Codepoint Unicode category Shaping class Mark-placement subclass Glyph
U+0951 Mark [Mn] CANTILLATION TOP_POSITION ॑ Udatta
U+0952 Mark [Mn] CANTILLATION BOTTOM_POSITION ॒ Anudatta
U+0964 Punctuation null null । Danda
U+0965 Punctuation null null ॥ Double Danda

Other important characters that may be encountered when shaping runs of Telugu text include the dotted-circle placeholder (U+25CC), the zero-width joiner (U+200D) and zero-width non-joiner (U+200C), and the no-break space (U+00A0).

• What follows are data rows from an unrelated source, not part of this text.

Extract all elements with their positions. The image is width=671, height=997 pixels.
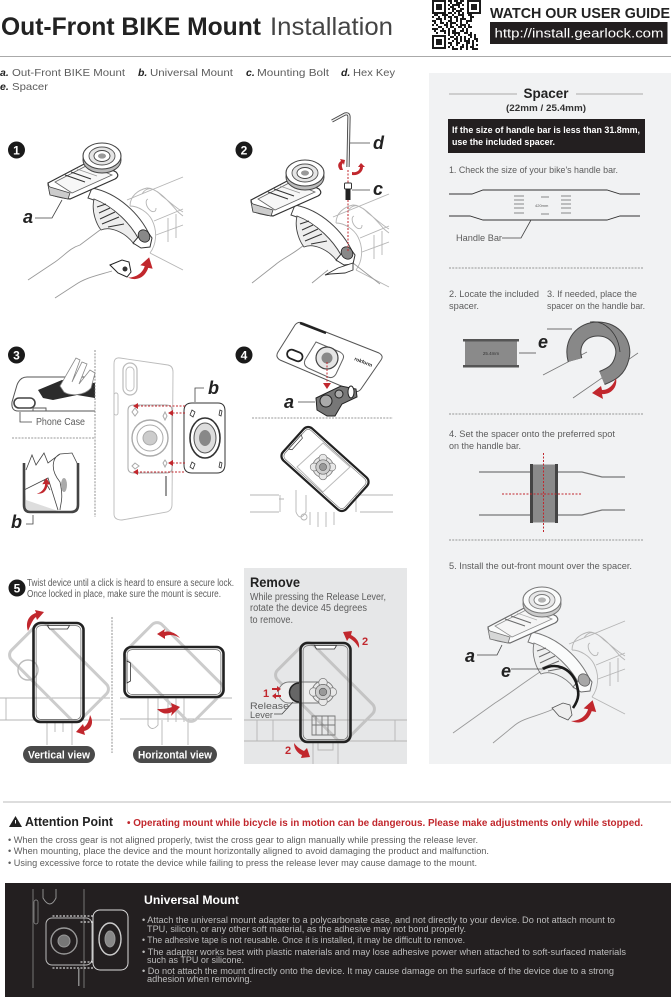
red arrow bbox=[571, 700, 596, 723]
step 5 text bbox=[27, 578, 234, 600]
parts legend: Hex Key bbox=[353, 67, 396, 79]
mount head bbox=[316, 386, 357, 416]
hex key bbox=[332, 114, 349, 167]
universal mount notes: TPU, silicon, or any other soft material, as the adhesive may not bond properly. bbox=[147, 924, 466, 934]
parts legend: Spacer bbox=[12, 81, 49, 93]
label b: b bbox=[208, 378, 219, 398]
cross gear bbox=[310, 454, 336, 480]
label a bbox=[465, 645, 502, 666]
number 2: 2 bbox=[362, 636, 368, 648]
attention bullets: • When the cross gear is not aligned properly, twist the cross gear to align manually while pressing the release lever. bbox=[8, 835, 478, 845]
wiping black area bbox=[38, 380, 95, 400]
panel: remove bbox=[244, 568, 407, 764]
handlebar bbox=[244, 720, 407, 764]
red guide arrows bbox=[133, 403, 185, 475]
step number 1 bbox=[8, 142, 25, 158]
remove text: While pressing the Release Lever, bbox=[250, 592, 386, 603]
label b bbox=[11, 512, 33, 532]
horizontal view pill: Horizontal view bbox=[138, 750, 212, 762]
lever hole bbox=[122, 266, 128, 272]
spacer notice: use the included spacer. bbox=[452, 137, 555, 147]
step 2 bbox=[236, 114, 389, 287]
spacer notice bbox=[448, 119, 645, 153]
step 4 bbox=[236, 322, 393, 527]
spacer notice: If the size of handle bar is less than 31.8mm, bbox=[452, 125, 640, 135]
panel: universal mount bbox=[5, 883, 671, 997]
handle bar diagram bbox=[449, 190, 640, 220]
QR code bbox=[432, 0, 481, 49]
lower scene handlebar bbox=[250, 495, 393, 527]
label c: c bbox=[373, 179, 383, 199]
step 1 bbox=[8, 142, 183, 298]
remove text: rotate the device 45 degrees bbox=[250, 603, 367, 614]
red arrow bbox=[128, 257, 153, 279]
label d: d bbox=[373, 133, 385, 153]
parts legend: a. bbox=[0, 67, 9, 79]
step number 5: 5 bbox=[14, 582, 21, 596]
remove text: to remove. bbox=[250, 615, 293, 626]
vertical view pill bbox=[23, 746, 95, 763]
mounting bolt bbox=[344, 183, 352, 200]
URL box: http://install.gearlock.com bbox=[494, 26, 664, 40]
URL box bbox=[490, 22, 668, 44]
rotation arrows bbox=[338, 159, 365, 175]
release lever label: Release bbox=[250, 701, 289, 712]
out-front mount bbox=[488, 587, 592, 692]
parts legend: Universal Mount bbox=[150, 67, 233, 79]
universal mount icon bbox=[33, 889, 128, 988]
number 2: 2 bbox=[285, 745, 291, 757]
steps 2 and 3 text: 2. Locate the included bbox=[449, 289, 539, 300]
release lever label: Lever bbox=[250, 710, 273, 721]
mount arm bbox=[278, 682, 335, 735]
cross plate bbox=[297, 443, 350, 492]
step number 5 bbox=[8, 580, 26, 596]
release lever bbox=[290, 683, 299, 702]
attention point heading: Attention Point bbox=[25, 815, 114, 829]
case back bbox=[114, 358, 173, 520]
title bbox=[1, 13, 393, 41]
label a: a bbox=[23, 207, 33, 227]
release lever label bbox=[250, 701, 293, 721]
phone case label bbox=[20, 412, 85, 428]
flat spacer bbox=[463, 339, 519, 368]
step number 2: 2 bbox=[241, 144, 248, 158]
red arrow bottom bbox=[294, 743, 310, 758]
parts legend: c. bbox=[246, 67, 255, 79]
title: Installation bbox=[270, 13, 393, 41]
handlebar clamp bbox=[569, 621, 625, 714]
out-front mount bbox=[48, 143, 152, 248]
spacer on bar diagram bbox=[479, 453, 625, 533]
spacer heading: Spacer bbox=[524, 85, 569, 101]
parts legend: Out-Front BIKE Mount bbox=[12, 67, 125, 79]
red arrow bbox=[592, 378, 616, 399]
step number 4: 4 bbox=[241, 348, 248, 362]
label b bbox=[195, 378, 219, 402]
parts legend: d. bbox=[341, 67, 350, 79]
label a: a bbox=[465, 646, 475, 666]
parts legend bbox=[0, 67, 396, 93]
cross gear bbox=[309, 678, 337, 706]
step 4 text: on the handle bar. bbox=[449, 441, 521, 452]
hand lines bbox=[252, 245, 380, 284]
dashed divider vertical bbox=[94, 350, 96, 517]
step number 2 bbox=[236, 142, 252, 158]
attention bullets: • Using excessive force to rotate the device while failing to press the release lever may cause damage to the mount. bbox=[8, 858, 477, 868]
number 1 with arrows bbox=[263, 686, 281, 700]
spacer heading bbox=[449, 85, 643, 114]
universal mount notes: such as TPU or silicone. bbox=[147, 955, 244, 965]
hand lines bbox=[28, 230, 112, 298]
spacer heading: (22mm / 25.4mm) bbox=[506, 103, 586, 114]
label e bbox=[519, 329, 572, 353]
label a bbox=[284, 392, 315, 412]
steps 2 and 3 text bbox=[449, 289, 645, 312]
parts legend: Mounting Bolt bbox=[257, 67, 329, 79]
universal mount heading: Universal Mount bbox=[144, 893, 239, 907]
step 3 bbox=[8, 346, 225, 532]
step 5 text: 5. Install the out-front mount over the spacer. bbox=[449, 561, 632, 572]
parts legend: b. bbox=[138, 67, 147, 79]
step 5 bbox=[0, 578, 234, 763]
step number 1: 1 bbox=[13, 144, 20, 158]
title: Out-Front BIKE Mount bbox=[1, 13, 262, 41]
label a bbox=[23, 200, 62, 227]
case with adhesive bbox=[24, 453, 78, 512]
panel: spacer bbox=[429, 73, 671, 764]
universal mount notes: • Do not attach the mount directly onto the device. It may cause damage on the surface of the device due to a strong bbox=[142, 966, 614, 976]
horizontal view bbox=[120, 620, 232, 745]
steps 2 and 3 text: spacer on the handle bar. bbox=[547, 301, 645, 312]
red arrow down bbox=[323, 362, 331, 389]
step 5 text: Twist device until a click is heard to ensure a secure lock. bbox=[27, 578, 234, 589]
release lever bbox=[110, 260, 131, 277]
label d bbox=[350, 133, 385, 153]
step 1 text: 1. Check the size of your bike's handle bar. bbox=[449, 165, 618, 176]
adapter on case bbox=[128, 405, 172, 496]
camera pill bbox=[14, 398, 35, 408]
universal mount notes: adhesion when removing. bbox=[147, 974, 252, 984]
hand lines bbox=[453, 670, 558, 743]
fingers bbox=[60, 358, 95, 395]
red arrow top bbox=[343, 631, 359, 648]
vertical view pill: Vertical view bbox=[28, 750, 90, 762]
attention bullets bbox=[8, 835, 489, 868]
steps 2 and 3 text: spacer. bbox=[449, 301, 479, 312]
dotted guide line bbox=[347, 170, 349, 252]
dashed divider horizontal bbox=[12, 437, 95, 439]
handle bar diagram: 420mm bbox=[535, 203, 549, 208]
mounted phone bbox=[279, 425, 371, 513]
tilted phone back bbox=[277, 322, 382, 392]
tilted phone back: rokform bbox=[353, 356, 374, 369]
handle bar label: Handle Bar bbox=[456, 233, 502, 244]
tilted phone bbox=[273, 640, 377, 744]
label e bbox=[501, 661, 543, 681]
warning text: • Operating mount while bicycle is in motion can be dangerous. Please make adjustments only while stopped. bbox=[127, 817, 643, 829]
out-front mount bbox=[251, 160, 355, 265]
curved spacer bbox=[543, 322, 638, 398]
case bottom button bbox=[33, 408, 46, 411]
label b: b bbox=[11, 512, 22, 532]
lower clamp bbox=[325, 263, 353, 275]
label e: e bbox=[538, 332, 548, 352]
vertical view bbox=[0, 610, 111, 745]
step 4 text bbox=[449, 429, 615, 452]
handle bar label bbox=[456, 220, 531, 244]
universal mount notes: • The adhesive tape is not reusable. Once it is installed, it may be difficult to remove. bbox=[142, 935, 465, 945]
universal mount notes: • The adapter works best with plastic materials and may lose adhesive power when attached to soft-surfaced materials bbox=[142, 947, 627, 957]
lever bbox=[552, 703, 572, 720]
parts legend: e. bbox=[0, 81, 9, 93]
phone bbox=[300, 643, 350, 742]
step number 4 bbox=[236, 346, 252, 364]
phone case label: Phone Case bbox=[36, 417, 85, 428]
universal mount notes: • Attach the universal mount adapter to a polycarbonate case, and not directly to your device. Do not attach mount to bbox=[142, 915, 615, 925]
handlebar clamp bbox=[333, 194, 389, 287]
black spacer band bbox=[543, 666, 578, 708]
label c bbox=[352, 179, 383, 199]
mount stem bbox=[296, 490, 307, 520]
attention bullets: • When mounting, place the device and the mount horizontally aligned to avoid damaging the product and malfunction. bbox=[8, 846, 489, 856]
horizontal view pill bbox=[133, 746, 217, 763]
phone case corner bbox=[12, 377, 95, 411]
handlebar clamp bbox=[127, 177, 183, 270]
step 4 text: 4. Set the spacer onto the preferred spot bbox=[449, 429, 615, 440]
step number 3 bbox=[8, 346, 25, 364]
remove text bbox=[250, 592, 386, 626]
number 1 with arrows: 1 bbox=[263, 688, 269, 700]
label e: e bbox=[501, 661, 511, 681]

The dotted-circle placeholder is frequently used when displaying a dependent vowel (matra) or a combining mark in isolation. Real-world text syllables may also use other characters, such as hyphens or dashes, in a similar placeholder fashion; shaping engines should cope with this situation gracefully.

Codepoint Unicode category Shaping class Mark-placement subclass Glyph
U+00A0 Separator PLACEHOLDER null   No-break space
U+200C Other NON_JOINER null ‌ Zero-width non-joiner
U+200D Other JOINER null ‍ Zero-width joiner
U+2010 Punctuation PLACEHOLDER null ‐ Hyphen
U+2011 Punctuation PLACEHOLDER null ‑ No-break hyphen
U+2012 Punctuation PLACEHOLDER null ‒ Figure dash
U+2013 Punctuation PLACEHOLDER null – En dash
U+2014 Punctuation PLACEHOLDER null — Em dash
U+25CC Symbol DOTTED_CIRCLE null ◌ Dotted circle

The zero-width joiner (ZWJ) is primarily used to prevent the formation of a conjunct from a "Consonant,Halant,Consonant" sequence. The sequence "Consonant,Halant,ZWJ,Consonant" blocks the formation of a conjunct between the two consonants.

Note, however, that the "Consonant,Halant" subsequence in the above example may still trigger a half-forms feature. To prevent the application of the half-forms feature in addition to preventing the conjunct, the zero-width non-joiner (ZWNJ) must be used instead. The sequence "Consonant,Halant,ZWNJ,Consonant" should produce the first consonant in its standard form, followed by an explicit "Halant".

A secondary usage of the zero-width joiner is to prevent the formation of "Reph". An initial "Ra,Halant,ZWJ" sequence should not produce a "Reph", where an initial "Ra,Halant" sequence without the zero-width joiner otherwise would.

The no-break space (NBSP) is primarily used to display those codepoints that are defined as non-spacing (marks, dependent vowels (matras), below-base consonant forms, and post-base consonant forms) in an isolated context, as an alternative to displaying them superimposed on the dotted-circle placeholder. These sequences will match "NBSP,ZWJ,Halant,Consonant", "NBSP,mark", or "NBSP,matra".